Над двором раз и другой полыхнуло вскинутое на пике красное полотнище.
— По коням! — выхватив шашку, крикнул Яков. И хотя его голос потонул в громовом переплясе разрывов, бойцы поняли, что наступила решительная минута. Рота взлетела в седла. Суровые и острые взгляды сошлись на командире.
— Рота, за мной — ма-арш! — Яков дал коню поводья. Чалка вытянул шею, распластав гриву на ветру. На бешеном галопе он вынесся на бугор, и Яков увидел цепь белых.
До ощетинившейся штыками цепи белых — триста шагов… Двести… Сто… И вдруг в упор ударили по белым пулеметы: Мефодьев обхитрил противника. В первой линии окопов он оставил все пулеметы Покровского полка. Касатик подпустил вражескую цепь и прижал ее к земле, прижал так плотно, что никто из белых не мог ни выстрелить, ни швырнуть бомбу.
Рота Спасения революции врезалась в самую гущу врага. Храпели и дыбились кони, скрежетала сталь, хлопали выстрелы. Запах крови дурманил и кружил головы, распалял сердца.
Яков стоптал конем солдата в конфедератке. Дотянулся шашкой до другого. Шашка скользнула по плечу и легко, как вилок капусты, отбросила голову в сторону. Словно в тумане промелькнуло: Мефодьев на своем Воронке атакует белых с другого фланга.

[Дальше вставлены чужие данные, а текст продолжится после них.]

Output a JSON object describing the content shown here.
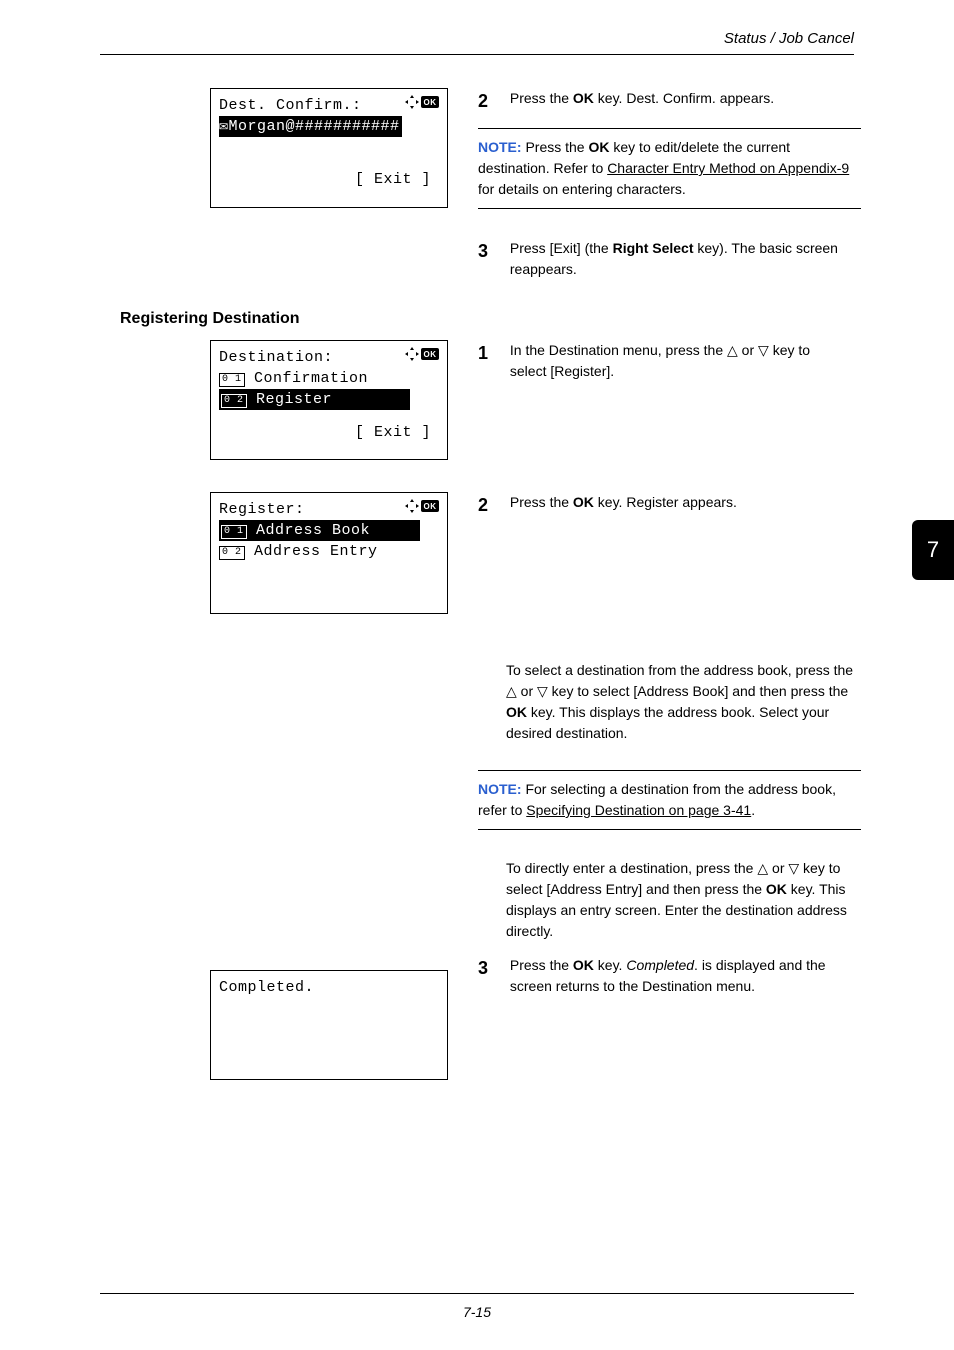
{
  "header": {
    "breadcrumb": "Status / Job Cancel"
  },
  "sideTab": {
    "number": "7"
  },
  "lcd1": {
    "title": "Dest. Confirm.:",
    "highlighted_prefix": "✉",
    "highlighted": "Morgan@###########",
    "exit": "[  Exit  ]"
  },
  "step2a": {
    "num": "2",
    "text_a": "Press the ",
    "bold_a": "OK",
    "text_b": " key. Dest. Confirm. appears."
  },
  "note1": {
    "label": "NOTE: ",
    "text_a": "Press the ",
    "bold": "OK",
    "text_b": " key to edit/delete the current destination. Refer to ",
    "link": "Character Entry Method on Appendix-9",
    "text_c": " for details on entering characters."
  },
  "step3a": {
    "num": "3",
    "text_a": "Press [Exit] (the ",
    "bold": "Right Select",
    "text_b": " key). The basic screen reappears."
  },
  "sectionHeading": "Registering Destination",
  "lcd2": {
    "title": "Destination:",
    "row1_num": "0 1",
    "row1_text": " Confirmation",
    "row2_num": "0 2",
    "row2_text": " Register",
    "exit": "[  Exit  ]"
  },
  "step1b": {
    "num": "1",
    "text_a": "In the Destination menu, press the ",
    "tri_up": "△",
    "text_b": " or ",
    "tri_down": "▽",
    "text_c": " key to select [Register]."
  },
  "lcd3": {
    "title": "Register:",
    "row1_num": "0 1",
    "row1_text": " Address Book",
    "row2_num": "0 2",
    "row2_text": " Address Entry"
  },
  "step2b": {
    "num": "2",
    "text_a": "Press the ",
    "bold": "OK",
    "text_b": " key. Register appears."
  },
  "para_addrbook": {
    "text_a": "To select a destination from the address book, press the ",
    "tri_up": "△",
    "text_b": " or ",
    "tri_down": "▽",
    "text_c": " key to select [Address Book] and then press the ",
    "bold": "OK",
    "text_d": " key. This displays the address book. Select your desired destination."
  },
  "note2": {
    "label": "NOTE: ",
    "text_a": "For selecting a destination from the address book, refer to ",
    "link": "Specifying Destination on page 3-41",
    "text_b": "."
  },
  "para_entry": {
    "text_a": "To directly enter a destination, press the ",
    "tri_up": "△",
    "text_b": " or ",
    "tri_down": "▽",
    "text_c": " key to select [Address Entry] and then press the ",
    "bold": "OK",
    "text_d": " key. This displays an entry screen. Enter the destination address directly."
  },
  "step3b": {
    "num": "3",
    "text_a": "Press the ",
    "bold": "OK",
    "text_b": " key. ",
    "ital": "Completed",
    "text_c": ". is displayed and the screen returns to the Destination menu."
  },
  "lcd4": {
    "text": "Completed."
  },
  "footer": {
    "page": "7-15"
  }
}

Он повел в бой сводный отряд дружинников. Грозное «ура!» прокатилось над бушующей яростью степью. Лавина пикарей стремительно приближалась.
Яков не заметил, как доскакал до вражеского окопа. Еще секунда — и Чалка перемахнет окоп. Но вдруг что-то рвануло, вспыхнуло и вмиг ослепило Якова. Он потерял сразу оба стремени и полетел в черную, страшную пропасть…
Казалось, что в мозг вошло раскаленное железо. Оно проникало все дальше и жгло, жгло. И мозг капля за каплей вытекал из черепа и растекался теплым по лицу. А кто-то поднимал Якова, тонко звенел колокольцами и говорил, как из-под земли:
— Спасибо Гомонову! Вовремя подоспел.
Послав Кольку Делянкина к главнокомандующему, Антипов собирался проехать на ближнюю елань, где держал оборону Тиминский полк. Белые уже несколько раз атаковали позицию тиминцев, но были отбиты. Однако неприятель подтягивал сюда крупные резервы, чтобы броском занять Сосновку. Егери могли и не атаковать теперь в лоб. Они хорошо узнали расположение полка и, наверное, попытаются обойти тиминцев. Тогда вся сила их удара обрушится на интернациональную роту, окопавшуюся на краю Сосновки.
Сорокина сдана. И ее не вернуть до подхода Мефодьева или Гомонова. Но еще как сложатся дела у них? Если белые сомнут Покровский полк, то Сосновки не удержать.
Антипов на минуту заскочил в штаб к Ливкину. Работники всех отделов штаба в окопах. Туда рвался и Терентий Иванович. Но Антипов усадил его за составление информационных листков.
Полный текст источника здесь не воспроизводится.